Selama di Samarinda ia tinggal rumah kakaknya, Mbak Atun namanya. Dahlan Remaja adalah seorang yang mempunyai ketegasan dalam melakukan sesuatu. Oleh karena itu Ia lebih memutuskan untuk berhenti kuliah dan memilih aktif dalam kegiatan kemahasiswaan.

Dahlan bersama anggota Pelajar Islam Indonesia(PII) melakukan demo besar-besaran di Tugu Muda dan mengibarkan bendera hitam. Aksi itu dilakukan karena kondisi politik yang semakin memanas. Karena dianggap memberontak, mereka pun sempat menjadi buronan tentara, dan Dahlanlah yang menjadi incaran nomor satu. Dan dalam pelarian itu ia menemukan jodohnya, perempuan dari Loa Kulu.




II.Quote
“Kunamai kepalaku dengan kebun harapan. Kebun yang segala jenis bibit bisa tumbuh di sana.”

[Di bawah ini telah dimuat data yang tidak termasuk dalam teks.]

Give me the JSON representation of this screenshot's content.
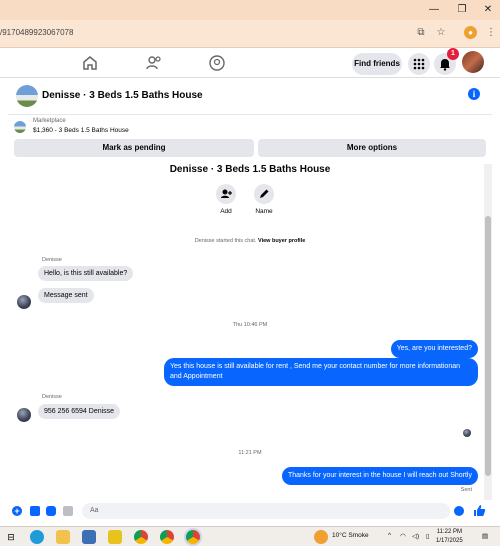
{
  "browser": {
    "url": "/9170489923067078",
    "colors": {
      "titlebar": "#f8dcc3",
      "addressbar": "#fbe6d4"
    }
  },
  "fb_nav": {
    "find_friends_label": "Find friends",
    "notification_count": "1",
    "icons": [
      "home-icon",
      "friends-icon",
      "groups-icon",
      "menu-grid-icon",
      "bell-icon"
    ]
  },
  "chat_header": {
    "title": "Denisse · 3 Beds 1.5 Baths House",
    "info_glyph": "i"
  },
  "marketplace": {
    "label": "Marketplace",
    "item": "$1,360 - 3 Beds 1.5 Baths House",
    "mark_pending_label": "Mark as pending",
    "more_options_label": "More options"
  },
  "conversation": {
    "title": "Denisse · 3 Beds 1.5 Baths House",
    "add_label": "Add",
    "name_label": "Name",
    "started_text": "Denisse started this chat.",
    "view_profile_label": "View buyer profile",
    "sender_name_1": "Denisse",
    "msg_in_1": "Hello, is this still available?",
    "msg_in_2": "Message sent",
    "timestamp_1": "Thu 10:46 PM",
    "msg_out_1": "Yes, are you interested?",
    "msg_out_2": "Yes this house is still available for rent , Send me your contact number for more informationan and Appointment",
    "sender_name_2": "Denisse",
    "msg_in_3": "956 256 6594 Denisse",
    "timestamp_2": "11:21 PM",
    "msg_out_3": "Thanks for your interest in the house I will reach out Shortly",
    "sent_status": "Sent"
  },
  "composer": {
    "placeholder": "Aa"
  },
  "taskbar": {
    "weather": "10°C  Smoke",
    "time": "11:22 PM",
    "date": "1/17/2025"
  },
  "accent_color": "#0866ff"
}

“Siapa yang menetapkan bahwa ketegasan itu mutlak milik lelaki?”

“Tuhan menciptakan air mata bukan untuk perempuan saja.”

“Kita memang dilahirkan dengan rasa takut, tapi kita tidak boleh gentar mengahapi apapun.”

“Setiap kita punya takdir yang harus dijalani.”

“Kadang kita luput mensyukuri anugrah yang kita terima. Mungkin karena rahmat itu kita anggap kecil atau memang sesuatu yang lumrah, lantas kita lali menjaganya.”

“Memang, tidak ada yang menyamai cinta dalam penciptaan kesedihan.”

“Pada hakikatnya, yang paling dekat dengan diri kita adalah kematian.”